Abstract: Methods of identifying genes conferring ethanol tolerance in yeasts, genes that confer ethanol tolerance, and mutant strains used to identify such genes are described. A gene herein designated HpETT1 was isolated from the yeast Hansenula polymorpha. Expression of HpETT1 in an ethanol sensitive mutant H. polymorpha strain designated 7E complimented ethanol sensitivity of the mutant. When multiple copies of the HpETT1 were integrated into the genome and overexpressed, the transformed strain demonstrated approximately 10-fold greater resistance to ethanol and resistance to the protein misfolding agent AZC. Expression of HpETT1 also increased ethanol tolerance in Saccharomyces cerevisiae. HpEtt1 has 39% sequence identity to a previously identified protein from S. cerevisiae denoted MPE1, however, the MPE1 gene does not confer ethanol resistance to the 7E mutant. Another gene from the yeast Pichia stipitis was identified that encodes an orthologue protein having 37% identity to HpETT1 herein designated PsETT1 and also confers ethanol resistance to the 7E mutant.

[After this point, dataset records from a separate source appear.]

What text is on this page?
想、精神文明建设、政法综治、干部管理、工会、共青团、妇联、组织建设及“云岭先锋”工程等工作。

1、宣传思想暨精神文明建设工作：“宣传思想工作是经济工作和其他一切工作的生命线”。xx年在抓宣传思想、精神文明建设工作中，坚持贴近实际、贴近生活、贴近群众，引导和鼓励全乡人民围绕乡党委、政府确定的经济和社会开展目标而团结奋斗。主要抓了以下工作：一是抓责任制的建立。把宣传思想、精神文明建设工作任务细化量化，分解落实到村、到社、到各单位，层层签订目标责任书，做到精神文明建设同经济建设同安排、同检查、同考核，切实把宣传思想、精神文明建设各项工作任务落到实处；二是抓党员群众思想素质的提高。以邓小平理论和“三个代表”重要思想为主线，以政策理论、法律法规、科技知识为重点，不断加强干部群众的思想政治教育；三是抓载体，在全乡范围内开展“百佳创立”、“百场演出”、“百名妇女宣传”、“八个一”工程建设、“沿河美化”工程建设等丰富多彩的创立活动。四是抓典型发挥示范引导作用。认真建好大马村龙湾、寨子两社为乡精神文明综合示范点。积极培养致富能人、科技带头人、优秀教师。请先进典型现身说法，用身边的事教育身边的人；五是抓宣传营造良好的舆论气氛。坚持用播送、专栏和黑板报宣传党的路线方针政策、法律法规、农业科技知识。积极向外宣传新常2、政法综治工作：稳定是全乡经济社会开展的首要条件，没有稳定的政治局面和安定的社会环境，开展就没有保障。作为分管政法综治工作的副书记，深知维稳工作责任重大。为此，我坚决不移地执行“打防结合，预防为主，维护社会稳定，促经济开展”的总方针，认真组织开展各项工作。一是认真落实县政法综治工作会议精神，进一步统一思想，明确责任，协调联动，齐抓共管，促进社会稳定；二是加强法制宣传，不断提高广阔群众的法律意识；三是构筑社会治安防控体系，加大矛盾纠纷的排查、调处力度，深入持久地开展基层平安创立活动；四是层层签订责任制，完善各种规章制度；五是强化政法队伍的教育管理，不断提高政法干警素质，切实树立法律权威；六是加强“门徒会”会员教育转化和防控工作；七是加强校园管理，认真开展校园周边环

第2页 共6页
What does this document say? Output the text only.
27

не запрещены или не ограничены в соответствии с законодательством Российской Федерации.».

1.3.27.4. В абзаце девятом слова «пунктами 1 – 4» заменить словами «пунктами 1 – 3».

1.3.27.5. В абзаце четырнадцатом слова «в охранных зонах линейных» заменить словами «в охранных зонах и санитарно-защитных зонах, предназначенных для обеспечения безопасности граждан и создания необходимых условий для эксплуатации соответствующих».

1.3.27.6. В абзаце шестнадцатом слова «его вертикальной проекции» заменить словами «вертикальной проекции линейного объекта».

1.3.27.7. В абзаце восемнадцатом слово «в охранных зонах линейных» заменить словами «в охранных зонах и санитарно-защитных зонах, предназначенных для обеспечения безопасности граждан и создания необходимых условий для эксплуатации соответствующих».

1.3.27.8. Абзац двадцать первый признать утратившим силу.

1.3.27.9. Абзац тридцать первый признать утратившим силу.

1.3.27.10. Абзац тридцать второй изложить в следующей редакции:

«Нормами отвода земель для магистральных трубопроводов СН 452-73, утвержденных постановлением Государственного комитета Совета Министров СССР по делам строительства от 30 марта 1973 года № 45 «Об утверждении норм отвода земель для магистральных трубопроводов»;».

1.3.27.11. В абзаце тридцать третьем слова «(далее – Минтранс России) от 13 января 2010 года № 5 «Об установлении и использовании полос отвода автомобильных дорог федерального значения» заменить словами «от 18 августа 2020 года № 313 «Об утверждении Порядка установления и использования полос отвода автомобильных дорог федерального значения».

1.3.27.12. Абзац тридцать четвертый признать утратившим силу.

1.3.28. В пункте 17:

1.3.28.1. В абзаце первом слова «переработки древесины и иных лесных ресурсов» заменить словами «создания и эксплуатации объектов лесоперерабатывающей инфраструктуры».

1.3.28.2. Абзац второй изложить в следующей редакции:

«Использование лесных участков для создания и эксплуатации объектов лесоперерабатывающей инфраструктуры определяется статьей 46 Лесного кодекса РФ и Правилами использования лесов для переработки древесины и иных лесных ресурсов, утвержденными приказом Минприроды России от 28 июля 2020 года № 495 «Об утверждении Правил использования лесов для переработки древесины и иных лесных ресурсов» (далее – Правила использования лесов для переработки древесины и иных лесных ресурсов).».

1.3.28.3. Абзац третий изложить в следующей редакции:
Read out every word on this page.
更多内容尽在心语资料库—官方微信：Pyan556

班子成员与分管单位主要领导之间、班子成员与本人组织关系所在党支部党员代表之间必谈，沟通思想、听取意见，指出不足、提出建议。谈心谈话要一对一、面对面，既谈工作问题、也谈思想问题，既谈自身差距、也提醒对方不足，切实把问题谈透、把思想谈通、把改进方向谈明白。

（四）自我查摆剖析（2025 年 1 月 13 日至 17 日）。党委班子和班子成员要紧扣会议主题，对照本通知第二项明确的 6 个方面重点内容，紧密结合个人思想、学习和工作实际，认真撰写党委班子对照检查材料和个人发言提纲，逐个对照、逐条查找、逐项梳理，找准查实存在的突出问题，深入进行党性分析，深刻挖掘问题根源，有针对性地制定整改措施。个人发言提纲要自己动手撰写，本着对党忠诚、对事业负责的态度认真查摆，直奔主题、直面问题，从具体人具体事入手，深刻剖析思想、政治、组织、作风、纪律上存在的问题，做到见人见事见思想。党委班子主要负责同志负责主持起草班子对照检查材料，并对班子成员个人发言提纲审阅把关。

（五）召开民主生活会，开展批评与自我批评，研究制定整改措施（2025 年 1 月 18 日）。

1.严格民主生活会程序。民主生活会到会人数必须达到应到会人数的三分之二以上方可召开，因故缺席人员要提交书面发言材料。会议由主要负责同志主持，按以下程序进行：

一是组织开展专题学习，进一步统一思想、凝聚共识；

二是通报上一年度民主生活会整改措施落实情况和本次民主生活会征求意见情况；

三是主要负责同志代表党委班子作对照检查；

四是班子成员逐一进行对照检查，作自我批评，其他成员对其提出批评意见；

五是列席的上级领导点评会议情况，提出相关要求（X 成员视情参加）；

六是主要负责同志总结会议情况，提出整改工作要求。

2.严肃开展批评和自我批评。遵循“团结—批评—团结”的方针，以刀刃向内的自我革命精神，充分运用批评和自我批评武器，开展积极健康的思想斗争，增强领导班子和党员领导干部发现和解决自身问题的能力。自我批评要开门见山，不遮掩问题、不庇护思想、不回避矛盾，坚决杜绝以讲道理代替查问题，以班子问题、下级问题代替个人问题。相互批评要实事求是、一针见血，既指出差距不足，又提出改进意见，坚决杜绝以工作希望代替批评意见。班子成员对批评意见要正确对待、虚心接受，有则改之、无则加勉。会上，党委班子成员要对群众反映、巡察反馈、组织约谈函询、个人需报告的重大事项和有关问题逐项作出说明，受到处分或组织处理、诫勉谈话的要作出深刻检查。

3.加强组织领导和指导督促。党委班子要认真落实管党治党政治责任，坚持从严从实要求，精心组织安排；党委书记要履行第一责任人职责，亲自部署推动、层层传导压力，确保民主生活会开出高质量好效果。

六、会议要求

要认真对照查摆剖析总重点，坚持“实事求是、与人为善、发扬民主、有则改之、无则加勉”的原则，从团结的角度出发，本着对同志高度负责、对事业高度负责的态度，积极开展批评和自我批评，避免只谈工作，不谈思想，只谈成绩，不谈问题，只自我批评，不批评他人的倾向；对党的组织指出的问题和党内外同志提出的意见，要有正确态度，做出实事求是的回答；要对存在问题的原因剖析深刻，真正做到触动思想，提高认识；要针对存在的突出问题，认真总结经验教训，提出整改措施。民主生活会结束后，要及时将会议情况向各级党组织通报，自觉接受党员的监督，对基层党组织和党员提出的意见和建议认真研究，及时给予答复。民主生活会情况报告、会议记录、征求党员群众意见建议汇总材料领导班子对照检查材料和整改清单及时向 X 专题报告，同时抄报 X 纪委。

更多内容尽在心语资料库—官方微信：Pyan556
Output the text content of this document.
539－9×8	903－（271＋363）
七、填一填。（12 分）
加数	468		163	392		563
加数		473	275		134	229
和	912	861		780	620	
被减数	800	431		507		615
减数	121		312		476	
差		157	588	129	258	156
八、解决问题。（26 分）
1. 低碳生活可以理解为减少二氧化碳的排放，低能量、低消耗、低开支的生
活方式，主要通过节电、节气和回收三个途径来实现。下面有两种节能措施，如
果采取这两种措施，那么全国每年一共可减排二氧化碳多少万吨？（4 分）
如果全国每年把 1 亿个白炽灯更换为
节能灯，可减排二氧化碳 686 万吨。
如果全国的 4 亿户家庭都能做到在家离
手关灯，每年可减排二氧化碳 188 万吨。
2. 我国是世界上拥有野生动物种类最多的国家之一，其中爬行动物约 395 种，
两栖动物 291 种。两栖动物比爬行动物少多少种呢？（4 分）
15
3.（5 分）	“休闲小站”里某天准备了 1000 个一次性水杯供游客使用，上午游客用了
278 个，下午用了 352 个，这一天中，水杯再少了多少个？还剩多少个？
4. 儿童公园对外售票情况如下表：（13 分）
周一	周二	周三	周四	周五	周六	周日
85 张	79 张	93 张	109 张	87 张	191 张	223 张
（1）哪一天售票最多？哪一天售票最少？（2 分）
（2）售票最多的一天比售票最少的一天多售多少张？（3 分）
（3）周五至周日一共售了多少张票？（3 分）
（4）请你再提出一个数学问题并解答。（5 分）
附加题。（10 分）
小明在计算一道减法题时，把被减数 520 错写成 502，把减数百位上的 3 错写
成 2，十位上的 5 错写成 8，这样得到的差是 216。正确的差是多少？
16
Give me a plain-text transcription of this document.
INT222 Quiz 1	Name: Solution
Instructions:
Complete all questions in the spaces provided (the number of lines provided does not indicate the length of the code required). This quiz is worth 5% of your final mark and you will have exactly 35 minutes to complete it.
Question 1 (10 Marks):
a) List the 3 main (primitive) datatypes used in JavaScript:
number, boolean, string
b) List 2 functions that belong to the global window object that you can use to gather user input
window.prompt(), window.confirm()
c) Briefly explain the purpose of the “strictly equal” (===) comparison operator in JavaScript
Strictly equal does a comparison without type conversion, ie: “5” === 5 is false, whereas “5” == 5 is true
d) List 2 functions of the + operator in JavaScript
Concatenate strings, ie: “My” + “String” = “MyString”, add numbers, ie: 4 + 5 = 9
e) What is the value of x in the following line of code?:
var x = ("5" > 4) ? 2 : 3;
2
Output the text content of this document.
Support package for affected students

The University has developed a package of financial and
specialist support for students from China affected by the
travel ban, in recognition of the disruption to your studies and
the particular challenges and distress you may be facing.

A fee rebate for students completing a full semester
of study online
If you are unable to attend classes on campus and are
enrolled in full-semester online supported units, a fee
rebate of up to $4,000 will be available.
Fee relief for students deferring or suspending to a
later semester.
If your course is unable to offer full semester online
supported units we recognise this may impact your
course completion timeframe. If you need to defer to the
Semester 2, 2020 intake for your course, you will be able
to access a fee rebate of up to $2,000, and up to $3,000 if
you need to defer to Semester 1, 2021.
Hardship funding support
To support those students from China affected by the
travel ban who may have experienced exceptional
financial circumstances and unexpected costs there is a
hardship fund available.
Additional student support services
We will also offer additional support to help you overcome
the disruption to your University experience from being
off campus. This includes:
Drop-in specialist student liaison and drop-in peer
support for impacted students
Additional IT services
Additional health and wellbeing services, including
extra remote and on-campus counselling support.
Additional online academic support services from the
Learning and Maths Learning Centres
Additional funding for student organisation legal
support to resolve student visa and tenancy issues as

Abstract translation: 描述赋予酵母中乙醇耐受性的基因，赋予乙醇耐性的基因和用于鉴定这些基因的突变菌株的方法。 本文命名为HpETT1的基因从酵母多形汉逊酵母中分离。 HpETT1在乙醇敏感突变体多形汉逊酵母菌株中的表达命名为7E，突变体的乙醇敏感性。 当HpETT1的多个拷贝整合到基因组中并过表达时，转化的菌株表现出比乙醇大约10倍的抗性和对蛋白质错误折叠剂AZC的抗性。 HpETT1的表达也增加了酿酒酵母中的乙醇耐受性。 HpEtt1与来自酿酒酵母的先前鉴定的蛋白质具有39％的序列同一性，表示MPE1，然而，MPE1基因不赋予7E突变体的乙醇抗性。 鉴定了来自酵母毕赤酵母属的另一种基因，其编码与本文命名为PsETT1的HpETT1具有37％同一性的直向同源蛋白，并且还赋予对7E突变体的乙醇抗性。